In physics, this type of motion requires a constant force directed towards the center of the circle, known as the centripetal force. The airplane continuously changes direction to keep the curve, using the lift's horizontal component as the centripetal force.

This type of motion is governed by the tight relationship between speed, the circle's radius, and the necessary centripetal force, making precise force balance crucial for stable flight within circular paths.

Angle of Bank

The angle of bank \( \theta \) is the angle between the lift force and the vertical plane. In order to fly in a circular path without altering altitude, an airplane must achieve the right bank angle, which ensures the correct balance between vertical lift that opposes gravity and the horizontal component that provides centripetal force.

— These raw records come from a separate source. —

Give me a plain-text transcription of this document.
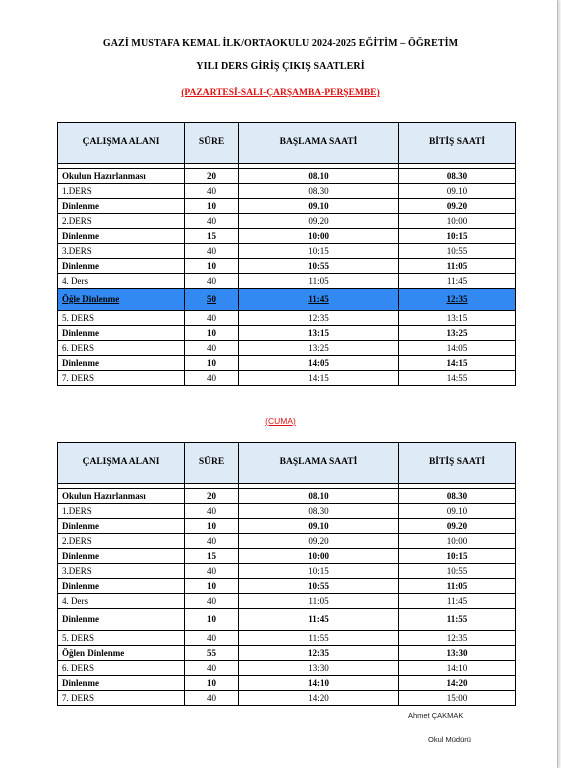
GAZİ MUSTAFA KEMAL İLK/ORTAOKULU 2024-2025 EĞİTİM – ÖĞRETİM
YILI DERS GİRİŞ ÇIKIŞ SAATLERİ
(PAZARTESİ-SALI-ÇARŞAMBA-PERŞEMBE)
ÇALIŞMA ALANI	SÜRE	BAŞLAMA SAATİ	BİTİŞ SAATİ

Okulun Hazırlanması	20	08.10	08.30
1.DERS	40	08.30	09.10
Dinlenme	10	09.10	09.20
2.DERS	40	09.20	10:00
Dinlenme	15	10:00	10:15
3.DERS	40	10:15	10:55
Dinlenme	10	10:55	11:05
4. Ders	40	11:05	11:45
Öğle Dinlenme	50	11:45	12:35
5. DERS	40	12:35	13:15
Dinlenme	10	13:15	13:25
6. DERS	40	13:25	14:05
Dinlenme	10	14:05	14:15
7. DERS	40	14:15	14:55
(CUMA)
ÇALIŞMA ALANI	SÜRE	BAŞLAMA SAATİ	BİTİŞ SAATİ

Okulun Hazırlanması	20	08.10	08.30
1.DERS	40	08.30	09.10
Dinlenme	10	09.10	09.20
2.DERS	40	09.20	10:00
Dinlenme	15	10:00	10:15
3.DERS	40	10:15	10:55
Dinlenme	10	10:55	11:05
4. Ders	40	11:05	11:45
Dinlenme	10	11:45	11:55
5. DERS	40	11:55	12:35
Öğlen Dinlenme	55	12:35	13:30
6. DERS	40	13:30	14:10
Dinlenme	10	14:10	14:20
7. DERS	40	14:20	15:00
Ahmet ÇAKMAK
Okul Müdürü
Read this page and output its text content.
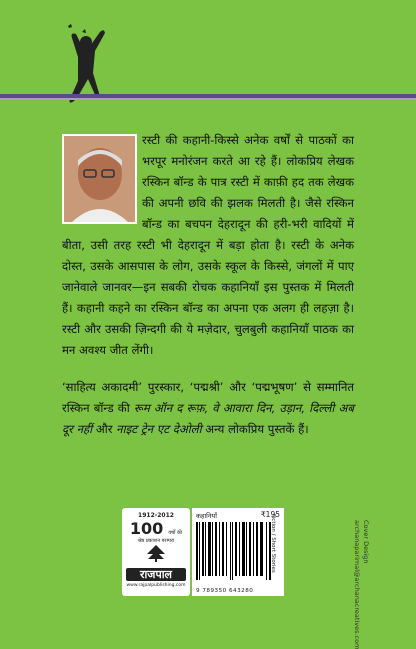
रस्टी की कहानी-किस्से अनेक वर्षों से पाठकों का भरपूर मनोरंजन करते आ रहे हैं। लोकप्रिय लेखक रस्किन बॉन्ड के पात्र रस्टी में काफ़ी हद तक लेखक की अपनी छवि की झलक मिलती है। जैसे रस्किन बॉन्ड का बचपन देहरादून की हरी-भरी वादियों में बीता, उसी तरह रस्टी भी देहरादून में बड़ा होता है। रस्टी के अनेक दोस्त, उसके आसपास के लोग, उसके स्कूल के किस्से, जंगलों में पाए जानेवाले जानवर—इन सबकी रोचक कहानियाँ इस पुस्तक में मिलती हैं। कहानी कहने का रस्किन बॉन्ड का अपना एक अलग ही लहज़ा है। रस्टी और उसकी ज़िन्दगी की ये मज़ेदार, चुलबुली कहानियाँ पाठक का मन अवश्य जीत लेंगी।

‘साहित्य अकादमी’ पुरस्कार, ‘पद्मश्री’ और ‘पद्मभूषण’ से सम्मानित रस्किन बॉन्ड की रूम ऑन द रूफ़, वे आवारा दिन, उड़ान, दिल्ली अब दूर नहीं और नाइट ट्रेन एट देओली अन्य लोकप्रिय पुस्तकें हैं।

Cover Design
archanaparimal@archanacreatives.com
1912-2012
100 वर्षों की
श्रेष्ठ प्रकाशन परम्परा
राजपाल
www.rajpalpublishing.com
कहानियाँ	₹195
9 789350 643280
Fiction / Short Stories
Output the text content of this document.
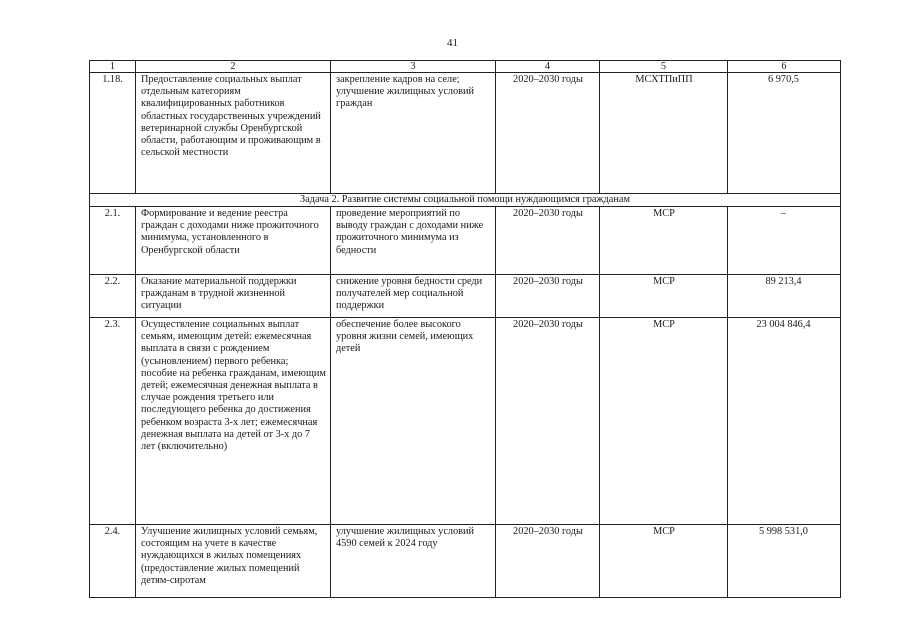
41
1	2	3	4	5	6
1.18.	Предоставление социальных выплат отдельным категориям квалифицированных работников областных государственных учреждений ветеринарной службы Оренбургской области, работающим и проживающим в сельской местности	закрепление кадров на селе; улучшение жилищных условий граждан	2020–2030 годы	МСХТПиПП	6 970,5
Задача 2. Развитие системы социальной помощи нуждающимся гражданам					
2.1.	Формирование и ведение реестра граждан с доходами ниже прожиточного минимума, установленного в Оренбургской области	проведение мероприятий по выводу граждан с доходами ниже прожиточного минимума из бедности	2020–2030 годы	МСР	–
2.2.	Оказание материальной поддержки гражданам в трудной жизненной ситуации	снижение уровня бедности среди получателей мер социальной поддержки	2020–2030 годы	МСР	89 213,4
2.3.	Осуществление социальных выплат семьям, имеющим детей: ежемесячная выплата в связи с рождением (усыновлением) первого ребенка; пособие на ребенка гражданам, имеющим детей; ежемесячная денежная выплата в случае рождения третьего или последующего ребенка до достижения ребенком возраста 3-х лет; ежемесячная денежная выплата на детей от 3-х до 7 лет (включительно)	обеспечение более высокого уровня жизни семей, имеющих детей	2020–2030 годы	МСР	23 004 846,4
2.4.	Улучшение жилищных условий семьям, состоящим на учете в качестве нуждающихся в жилых помещениях (предоставление жилых помещений детям-сиротам	улучшение жилищных условий 4590 семей к 2024 году	2020–2030 годы	МСР	5 998 531,0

To find the angle of bank, we use the following relationship derived from balancing horizontal and vertical forces:\[ \tan(\theta) = \frac{v^2}{rg} \] Here,

• \( \theta \) is the bank angle.
• \( v \) is the speed of the airplane.
• \( r \) is the radius of the circular path.
• \( g \) is the gravitational acceleration.

Using this formula allows us to calculate the precise angle necessary for maintaining a stable circular flight path at given speeds and radius. The angle of bank is crucial for a smooth and controlled circular motion.